Advances in art materials may have made it possible for artists to effectively work in the field, but it was a shifting mindset that made people want to work outdoors. It’s a common thread to ask what defines art and what drives humans to create. It’s maybe impossible to create a lasting characterization because people seem always to be driven to what’s new and changing, yet old and familiar. What, then, could meet those requirements better than the natural world around us?

(1) For much longer, you’d only see natural landscapes as a backdrop for a subject and rarely the subject itself. Even then, although sketches of local physical features may have been done as reference, finished works would rarely feature a true representation of actual landscapes

(2) This is a thing I regularly, and understandably, hear angst from especially in the community of actually-starving young artists: Rich people used to PAY artists a living stipend to make art. Unfortunately, this did come with a lot of strings attached in reality. Do we really want to paint another portrait of our Medici sugar-daddy in the exact same style as the last thirty? Do we really want to paint another depiction of the same religious scene for the pope that’s been done and done again for centuries? Idk. We take the good with the bad.

(3) A famously fun, groovy, and forward-thinking organization.

(4) And if there’s anything creative types hate, it’s being told what they can and cannot do.

(5) Because, again, my special interest at its heart is the art materials lol. Other people can definitely tell you more about the technique and even about the cultural ramifications of changes brought on by the introduction and adoption of plein air painting as a valuable technique. For me, the interesting thing is always going to be how a new artistic doodad facilitated those changes. In this case, the big player was paint tubes. They allowed for two very big changes in that artists no longer were exclusively responsible to mix their own paint from raw pigment and that they then had an easy way to transport and preserve that paint beyond their indoor workspace. This opened the door for art suppliers to operate and for artists to create with greater flexibility.
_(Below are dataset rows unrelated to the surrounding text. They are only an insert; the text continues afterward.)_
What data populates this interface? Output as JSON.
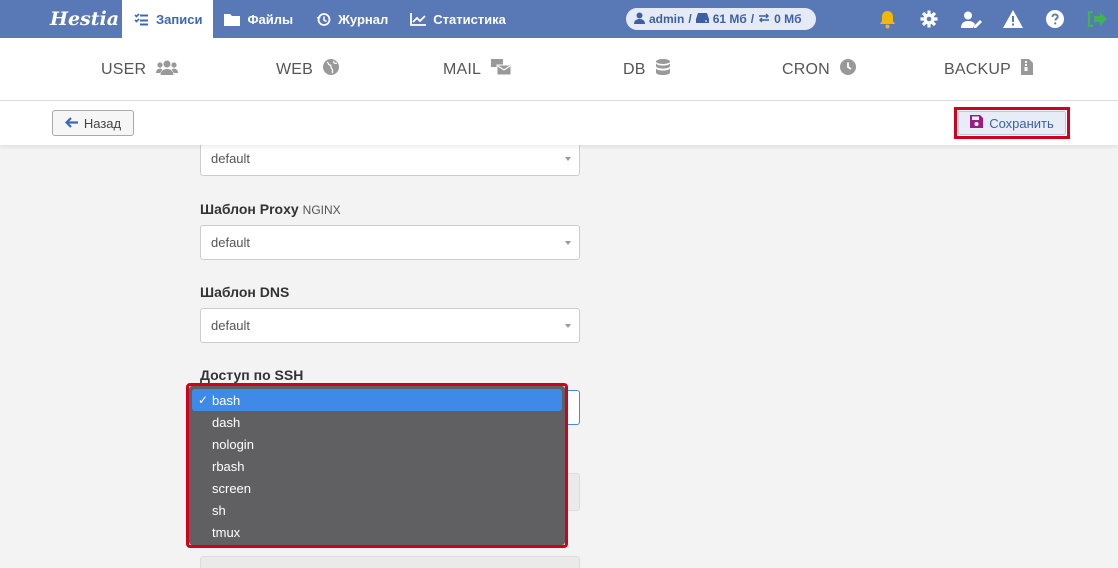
{
  "app": {
    "logo": "Hestia"
  },
  "topnav": [
    {
      "label": "Записи",
      "icon": "list-check-icon",
      "active": true
    },
    {
      "label": "Файлы",
      "icon": "folder-icon",
      "active": false
    },
    {
      "label": "Журнал",
      "icon": "history-icon",
      "active": false
    },
    {
      "label": "Статистика",
      "icon": "chart-line-icon",
      "active": false
    }
  ],
  "user": {
    "name": "admin",
    "sep1": "/",
    "disk": "61 Мб",
    "sep2": "/",
    "bandwidth": "0 Мб"
  },
  "subnav": [
    {
      "label": "USER",
      "icon": "users-icon"
    },
    {
      "label": "WEB",
      "icon": "globe-icon"
    },
    {
      "label": "MAIL",
      "icon": "mail-bulk-icon"
    },
    {
      "label": "DB",
      "icon": "database-icon"
    },
    {
      "label": "CRON",
      "icon": "clock-icon"
    },
    {
      "label": "BACKUP",
      "icon": "file-zip-icon"
    }
  ],
  "toolbar": {
    "back_label": "Назад",
    "save_label": "Сохранить"
  },
  "form": {
    "web_template_value": "default",
    "proxy_label": "Шаблон Proxy",
    "proxy_sub": "NGINX",
    "proxy_value": "default",
    "dns_label": "Шаблон DNS",
    "dns_value": "default",
    "ssh_label": "Доступ по SSH"
  },
  "ssh_options": [
    {
      "label": "bash",
      "selected": true,
      "check": "✓"
    },
    {
      "label": "dash",
      "selected": false
    },
    {
      "label": "nologin",
      "selected": false
    },
    {
      "label": "rbash",
      "selected": false
    },
    {
      "label": "screen",
      "selected": false
    },
    {
      "label": "sh",
      "selected": false
    },
    {
      "label": "tmux",
      "selected": false
    }
  ],
  "colors": {
    "topbar": "#5978b6",
    "accent": "#3d68b4",
    "highlight": "#d0021b",
    "notify": "#f1b70d",
    "logout": "#43b05c"
  }
}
(6) This is something I’m realizing I have big thoughts and feelings about that I don’t want to sacrifice word count for in the main body of the post. A major aspect of the classical mindset that we see in everything from visual art to architecture and cultural beliefs is that nature is only good and beautiful if carefully tamed by humanity. Rigid, but compelling, proportions. Perfection. The elimination of mystery and fear and danger from the wild was a reflection of the very real dangers faced by Europeans in the late middle ages as well as those posed to early colonial efforts by organized heathen societies. The slow distancing of this mindset by the artistic community was mirrored by the rebellion of artists from the confines of traditional structures of how art should be taught, how it should be created, and what it should be about. This period of the latter 1800’s saw a rise in interest and appreciation for the natural beauty of the land as well as the normal people who lived there. This updated mindset regarding the inherent balance of raw nature was represented in everything from art and gardening practices to the Origin of Species.

(7) A very cool sounding term that effectively means that the colors are left unmixed on the canvas. Does this make comic books impressionist art? Discuss.
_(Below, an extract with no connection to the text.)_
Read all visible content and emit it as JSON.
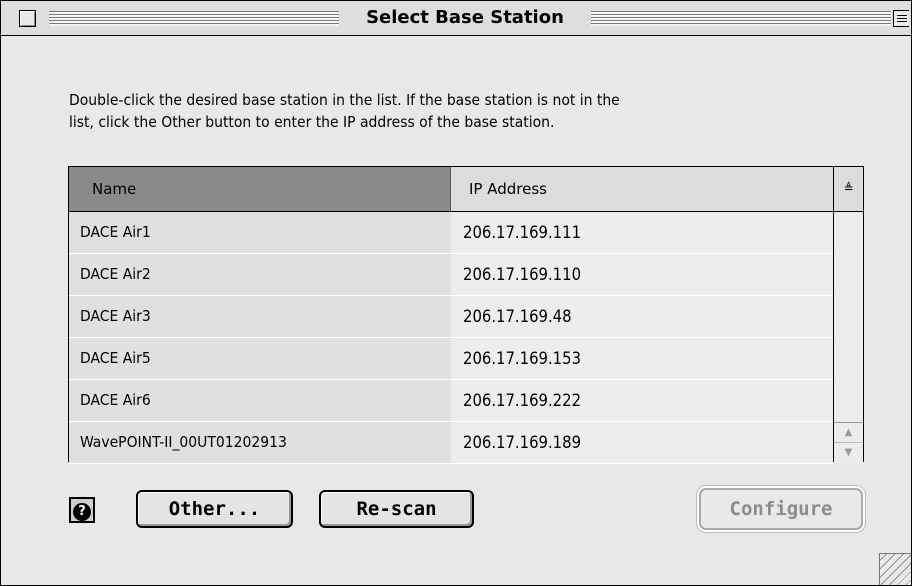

(8) Damn, I definitely said this was going to be focused on art materials but the word count completely got eaten up talking around the inherent beauty of change. Oh well, I reckon that might resonate with more people on a soul level than talking about how cool metal tubes of paint are if you really think about it.

(9) Check out my blog post on Tolkein and Bob Ross because I *really* like thinking about why on earth people feel compelled to create and so few other species seem to have any kind of similar drive to the degree we do. I’m not a big fan of the concept that creativity is some kind of divine gift, but it’s hard not to look at humans with some degree of exceptionalism and awe at the things we have created, are making now, and have yet to conceive.

(10) Probably something, it’s not a riddle with one specific answer, but that’s kinda the point isn’t it?